湯浦郷(読み)ゆのうらごう

日本歴史地名大系 「湯浦郷」の解説

湯浦郷
ゆのうらごう

阿蘇谷西部にあり、明治二二年(一八八九)成立の内牧うちのまき村の北方背後を馬蹄形に囲んだ外輪山内壁と外輪山上の高原を含み、東は遠見とおみはな(大観峰)へ至る尾根を境として、山田やまだと接し、西は当時沼沢地であったクグ牟田むた(千丁無田)を含めて狩尾かりお境まで、南はくろ川右岸を範囲とする。ただし黒川は中世は同地の北を流れ、右岸沿いは低湿地であった。また馬蹄形をなす湯浦低地の中央には花原かばる川が南へ流れ、黒川に合流していたが、花原川下流も沼沢化していたとみられ、現在も地下に葦や荻の泥炭化した層がみられるという。同地には弥生時代の住居跡なども検出されるが、阿蘇谷東部のように条里の痕跡を示すものはなく、中世における村落の形成・発展が顕著な地域であることを特色とする。近世の湯浦村・西湯浦村・小園こぞの村・折戸おりど村・宮原みやばる村が中世湯浦郷のなかに成立している。

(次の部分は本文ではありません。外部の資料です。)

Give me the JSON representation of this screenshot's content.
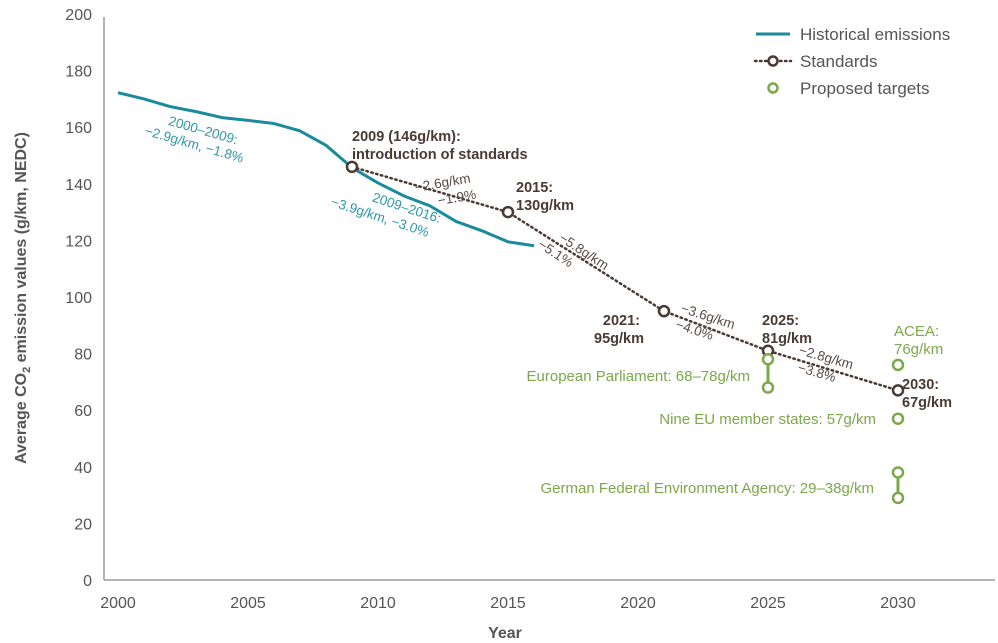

寛正三年(一四六二)書写になる建武三年(一三三六)三月一一日の阿蘇社領郷村注文写(阿蘇家文書)に「一所三十町今ハ二十丁 湯浦郷」とみえる。阿蘇谷における郷名は治承年間(一一七七―八一)に検出でき(治承二年三月一三日「阿蘇社宮師僧長慶譲状案」同文書)、平安末期には存在していたといえるので、湯浦郷も他郷と同時期に行政単位として把握されていたといえよう。応永一六年(一四〇九)九月日の湯浦郷坪付山野境等注文写(同文書)によれば、各村の耕作坪付と山野境が明らかにされている。各村は背後に帯状の山野を割付けられ、中央平坦地に向けて田地を耕作し、斜面平地接点の湧水地や谷水の吐合地に屋敷が形成されている。これらは文明四年(一四七二)八月二五日の阿蘇山本堂造営棟別料足日記写(同文書)によれば「一所湯浦 家数二百五十 代二貫五百」とあり、二五〇棟の建物があったことになるが、二三ヵ村として一村当り約一一棟の規模となり、実質の経営体は二―五戸程度の屋敷からなる小集落であったと推測される。